The National Labor Relations Board, an ineffective protector of workers' rights under the Bush regime, has finally regained a sense of its original mission under President Obama and is showing a new feistiness that is driving Southern Republicans ballistic.
After Boeing reacted to a strike by union workers at its Puget Sound facility by announcing it was moving a production line to a nonunion operation in South Carolina, NLRB General Counsel Lafe Solomon ruled the company had violated the National Labor Relations Act. Companies can't relocate plants as a direct response to a strike by workers, Solomon said.

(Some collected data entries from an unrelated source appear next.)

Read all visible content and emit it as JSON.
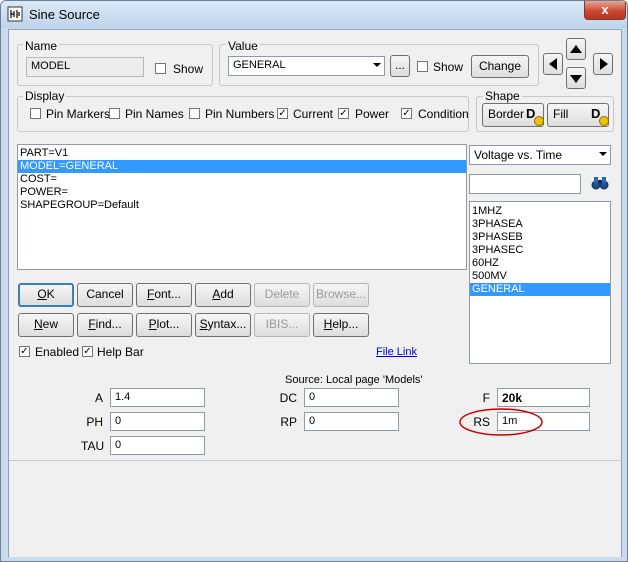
{
  "window": {
    "title": "Sine Source",
    "close_glyph": "x"
  },
  "name_group": {
    "label": "Name",
    "value": "MODEL",
    "show_label": "Show",
    "show_checked": false
  },
  "value_group": {
    "label": "Value",
    "value": "GENERAL",
    "ellipsis_label": "...",
    "show_label": "Show",
    "show_checked": false,
    "change_label": "Change"
  },
  "display_group": {
    "label": "Display",
    "options": [
      {
        "label": "Pin Markers",
        "checked": false
      },
      {
        "label": "Pin Names",
        "checked": false
      },
      {
        "label": "Pin Numbers",
        "checked": false
      },
      {
        "label": "Current",
        "checked": true
      },
      {
        "label": "Power",
        "checked": true
      },
      {
        "label": "Condition",
        "checked": true
      }
    ]
  },
  "shape_group": {
    "label": "Shape",
    "border_label": "Border",
    "fill_label": "Fill",
    "badge": "D"
  },
  "attributes": [
    {
      "text": "PART=V1",
      "selected": false
    },
    {
      "text": "MODEL=GENERAL",
      "selected": true
    },
    {
      "text": "COST=",
      "selected": false
    },
    {
      "text": "POWER=",
      "selected": false
    },
    {
      "text": "SHAPEGROUP=Default",
      "selected": false
    }
  ],
  "plot_select": {
    "value": "Voltage vs. Time"
  },
  "search": {
    "value": ""
  },
  "models": [
    {
      "text": "1MHZ",
      "selected": false
    },
    {
      "text": "3PHASEA",
      "selected": false
    },
    {
      "text": "3PHASEB",
      "selected": false
    },
    {
      "text": "3PHASEC",
      "selected": false
    },
    {
      "text": "60HZ",
      "selected": false
    },
    {
      "text": "500MV",
      "selected": false
    },
    {
      "text": "GENERAL",
      "selected": true
    }
  ],
  "buttons_row1": {
    "ok": {
      "label": "OK",
      "key": "O",
      "rest": "K"
    },
    "cancel": {
      "label": "Cancel"
    },
    "font": {
      "label": "Font...",
      "key": "F",
      "rest": "ont..."
    },
    "add": {
      "label": "Add",
      "key": "A",
      "rest": "dd"
    },
    "delete": {
      "label": "Delete"
    },
    "browse": {
      "label": "Browse..."
    }
  },
  "buttons_row2": {
    "new": {
      "label": "New",
      "key": "N",
      "rest": "ew"
    },
    "find": {
      "label": "Find...",
      "key": "F",
      "rest": "ind..."
    },
    "plot": {
      "label": "Plot...",
      "key": "P",
      "rest": "lot..."
    },
    "syntax": {
      "label": "Syntax...",
      "key": "S",
      "rest": "yntax..."
    },
    "ibis": {
      "label": "IBIS..."
    },
    "help": {
      "label": "Help...",
      "key": "H",
      "rest": "elp..."
    }
  },
  "enabled": {
    "label": "Enabled",
    "checked": true
  },
  "help_bar": {
    "label": "Help Bar",
    "checked": true
  },
  "file_link": "File Link",
  "source_note": "Source: Local page 'Models'",
  "params": {
    "A": {
      "label": "A",
      "value": "1.4"
    },
    "PH": {
      "label": "PH",
      "value": "0"
    },
    "TAU": {
      "label": "TAU",
      "value": "0"
    },
    "DC": {
      "label": "DC",
      "value": "0"
    },
    "RP": {
      "label": "RP",
      "value": "0"
    },
    "F": {
      "label": "F",
      "value": "20k"
    },
    "RS": {
      "label": "RS",
      "value": "1m"
    }
  },
  "colors": {
    "selection": "#3399ff",
    "highlight_ellipse": "#cc0000",
    "link": "#0000cc"
  }
}
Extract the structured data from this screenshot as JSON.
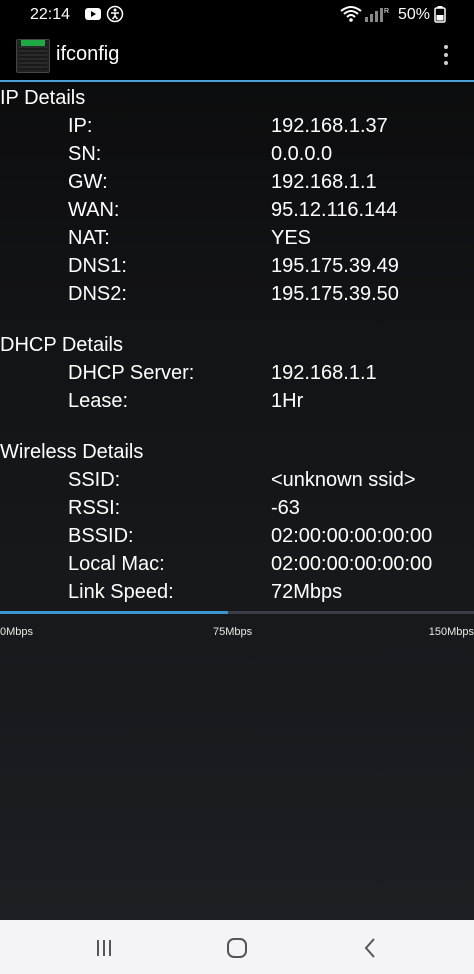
{
  "status_bar": {
    "time": "22:14",
    "battery": "50%",
    "icons": [
      "youtube-icon",
      "accessibility-icon",
      "wifi-icon",
      "signal-icon",
      "battery-icon"
    ]
  },
  "app_bar": {
    "title": "ifconfig",
    "icon": "app-terminal-icon",
    "menu_icon": "overflow-menu-icon"
  },
  "sections": {
    "ip": {
      "title": "IP Details",
      "rows": [
        {
          "label": "IP:",
          "value": "192.168.1.37"
        },
        {
          "label": "SN:",
          "value": "0.0.0.0"
        },
        {
          "label": "GW:",
          "value": "192.168.1.1"
        },
        {
          "label": "WAN:",
          "value": "95.12.116.144"
        },
        {
          "label": "NAT:",
          "value": "YES"
        },
        {
          "label": "DNS1:",
          "value": "195.175.39.49"
        },
        {
          "label": "DNS2:",
          "value": "195.175.39.50"
        }
      ]
    },
    "dhcp": {
      "title": "DHCP Details",
      "rows": [
        {
          "label": "DHCP Server:",
          "value": "192.168.1.1"
        },
        {
          "label": "Lease:",
          "value": "1Hr"
        }
      ]
    },
    "wireless": {
      "title": "Wireless Details",
      "rows": [
        {
          "label": "SSID:",
          "value": "<unknown ssid>"
        },
        {
          "label": "RSSI:",
          "value": "-63"
        },
        {
          "label": "BSSID:",
          "value": "02:00:00:00:00:00"
        },
        {
          "label": "Local Mac:",
          "value": "02:00:00:00:00:00"
        },
        {
          "label": "Link Speed:",
          "value": "72Mbps"
        }
      ]
    }
  },
  "speed_meter": {
    "fraction": 0.48,
    "ticks": [
      "0Mbps",
      "75Mbps",
      "150Mbps"
    ],
    "fill_color": "#3a97d2"
  },
  "nav_bar": {
    "icons": [
      "recent-apps-icon",
      "home-icon",
      "back-icon"
    ]
  },
  "colors": {
    "accent": "#4aa3d8"
  }
}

The reaction to Solomon's ruling has been fierce. U.S. Sen. Lindsey Graham, R-S.C., proposed legislation to strip funding for the complaint against Boeing, a bizarre idea to begin with but one with the clear intention of frightening the NLRB into a more submissive role. See union organizer Mike Elk's recent article in In These Times for a more detailed breakdown of the tug-of-war going on in this story.
Like the rest of the South, South Carolina is a "right-to-work" state, or as labor activists say, "right-to-work-for-less", which makes it attractive to corporations wanting to establish "run-away" plants to get away from unions.

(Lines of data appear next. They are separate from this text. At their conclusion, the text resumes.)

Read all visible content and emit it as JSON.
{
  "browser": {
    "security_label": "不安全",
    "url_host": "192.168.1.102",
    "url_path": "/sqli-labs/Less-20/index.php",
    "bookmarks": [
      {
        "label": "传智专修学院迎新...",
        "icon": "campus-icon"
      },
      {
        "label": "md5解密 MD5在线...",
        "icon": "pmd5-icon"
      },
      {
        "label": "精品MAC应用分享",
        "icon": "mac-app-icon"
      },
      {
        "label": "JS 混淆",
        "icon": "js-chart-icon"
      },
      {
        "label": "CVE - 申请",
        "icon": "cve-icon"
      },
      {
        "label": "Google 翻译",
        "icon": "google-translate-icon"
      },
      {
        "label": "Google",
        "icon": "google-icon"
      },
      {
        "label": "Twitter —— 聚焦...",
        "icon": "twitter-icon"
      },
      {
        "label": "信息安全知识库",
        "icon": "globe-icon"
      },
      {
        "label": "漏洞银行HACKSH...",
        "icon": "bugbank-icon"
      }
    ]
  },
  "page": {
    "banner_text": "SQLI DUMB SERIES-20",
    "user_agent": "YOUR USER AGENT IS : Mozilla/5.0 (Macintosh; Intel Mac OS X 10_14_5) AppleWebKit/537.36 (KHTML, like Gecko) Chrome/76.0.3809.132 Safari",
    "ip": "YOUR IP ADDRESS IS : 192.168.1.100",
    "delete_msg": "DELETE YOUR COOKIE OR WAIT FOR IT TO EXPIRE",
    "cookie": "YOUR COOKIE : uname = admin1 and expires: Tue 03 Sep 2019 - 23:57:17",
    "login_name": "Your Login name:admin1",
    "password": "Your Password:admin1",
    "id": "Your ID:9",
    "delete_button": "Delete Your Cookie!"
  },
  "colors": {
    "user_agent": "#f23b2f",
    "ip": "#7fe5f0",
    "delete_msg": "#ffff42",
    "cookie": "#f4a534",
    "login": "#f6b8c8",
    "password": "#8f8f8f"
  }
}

Although the South has been promoting its low wages and docile workforce since the days of Henry Grady, that type of promotion continued to be a founding principle through what was to become the "Sunbelt South" in the 1950s through the 1990s. Here's how Richard O. Boyer and Herbert M. Morais described the practice in their 1955 book, Labor's Untold Story:
"The run-away-plant movement ... has become the accepted policy of big business. ... (It) was to have a two-fold effect: the attainment of maximum profits through lower wages in newer areas and weakening of unions through unemployment in older areas. The run-away-plant movement was underwritten by the government which under the Defense Production Act allowed the issuance of `certificates of necessity' carrying a high amortization tax so that the plants could be paid for out of untaxed profits."

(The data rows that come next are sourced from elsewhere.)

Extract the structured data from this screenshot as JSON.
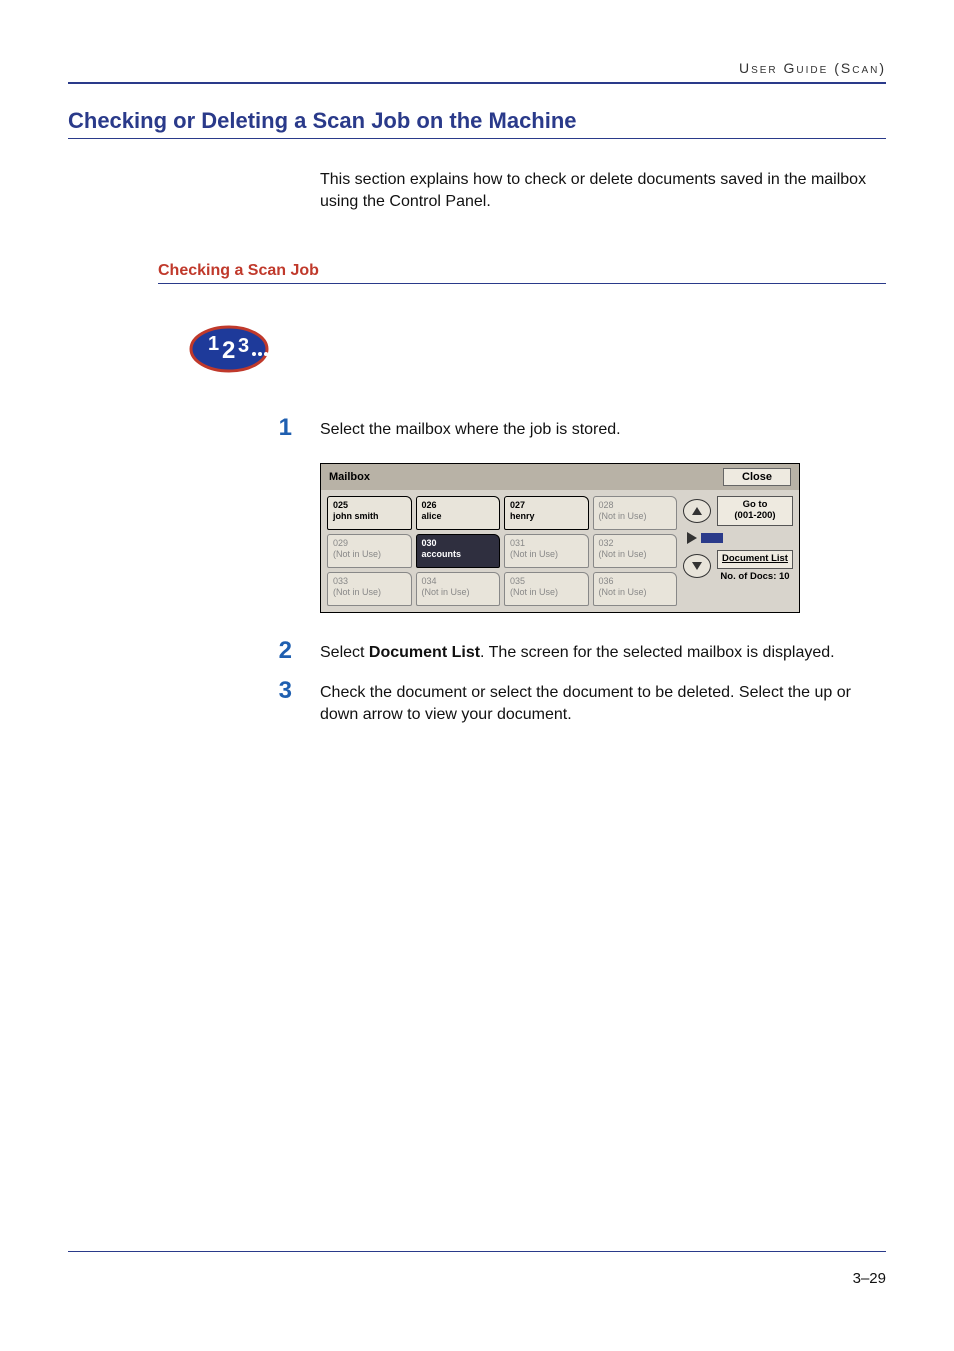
{
  "header": {
    "breadcrumb": "User Guide (Scan)"
  },
  "h1": "Checking or Deleting a Scan Job on the Machine",
  "intro": "This section explains how to check or delete documents saved in the mailbox using the Control Panel.",
  "h2": "Checking a Scan Job",
  "steps": [
    {
      "num": "1",
      "text": "Select the mailbox where the job is stored."
    },
    {
      "num": "2",
      "prefix": "Select ",
      "bold": "Document List",
      "suffix": ". The screen for the selected mailbox is displayed."
    },
    {
      "num": "3",
      "text": "Check the document or select the document to be deleted. Select the up or down arrow to view your document."
    }
  ],
  "mailbox_ui": {
    "title": "Mailbox",
    "close_label": "Close",
    "goto_label_line1": "Go to",
    "goto_label_line2": "(001-200)",
    "doclist_label": "Document List",
    "docs_count_label": "No. of Docs: 10",
    "tabs": [
      {
        "num": "025",
        "name": "john smith",
        "state": "active"
      },
      {
        "num": "026",
        "name": "alice",
        "state": "active"
      },
      {
        "num": "027",
        "name": "henry",
        "state": "active"
      },
      {
        "num": "028",
        "name": "(Not in Use)",
        "state": "disabled"
      },
      {
        "num": "029",
        "name": "(Not in Use)",
        "state": "disabled"
      },
      {
        "num": "030",
        "name": "accounts",
        "state": "selected"
      },
      {
        "num": "031",
        "name": "(Not in Use)",
        "state": "disabled"
      },
      {
        "num": "032",
        "name": "(Not in Use)",
        "state": "disabled"
      },
      {
        "num": "033",
        "name": "(Not in Use)",
        "state": "disabled"
      },
      {
        "num": "034",
        "name": "(Not in Use)",
        "state": "disabled"
      },
      {
        "num": "035",
        "name": "(Not in Use)",
        "state": "disabled"
      },
      {
        "num": "036",
        "name": "(Not in Use)",
        "state": "disabled"
      }
    ]
  },
  "footer": {
    "page": "3–29"
  }
}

For the government now to be on the side of union workers is an unbearable outrage to pro-corporate Southern elites like U.S. Sen. Jim Demint, R-S.C., who said the NLRB members were acting like "thugs".
Turn back the clock just a year or two and what you have is a Republican-dominated NLRB that allowed plenty of corporate anti-union thuggery. In the so-called Kentucky River cases, the NLRB made it easier for companies to designate workers as "supervisors" and thus strip them of their right to organize. One company in Mississippi, Croft Metals, Inc., of Magnolia, Miss., refused to count the results of a union election at its plant for more than four years, and got away with it, waiting long enough to be able to name its workers "supervisors." Union observers said a majority of the workers supported joining a union.
It's no accident Southern workers earn less and have fewer benefits and workplace protections than any other workers in the country. Boeing is acting much the same way as the textile industry when it set up shop in the "Cheap South" a century ago.
Come South where there's a "plentiful supply of cheap labor," Henry Grady told Northern businessmen after the Civil War. Soon the textile industry would re-locate from New England to the South, and a century later it would relocate again to Mexico and then China.
The same principle is driving the bulk of international trade agreements, from NAFTA on. The agreements, for all the high-faluting ballyhoo about their benefits, essentially seek to take advantage of the cheap workers in Mexico, Asia, and elsewhere across the Global South.
However, there's a rising consciousness about these unprincipled principles, and that's the good news. For a poor region or nation to want jobs and industry is understandable, and so is aggressive recruitment of industry, but why do cheap labor and a docile workforce have to be part of the package? At what point does that become a Faustian bargain?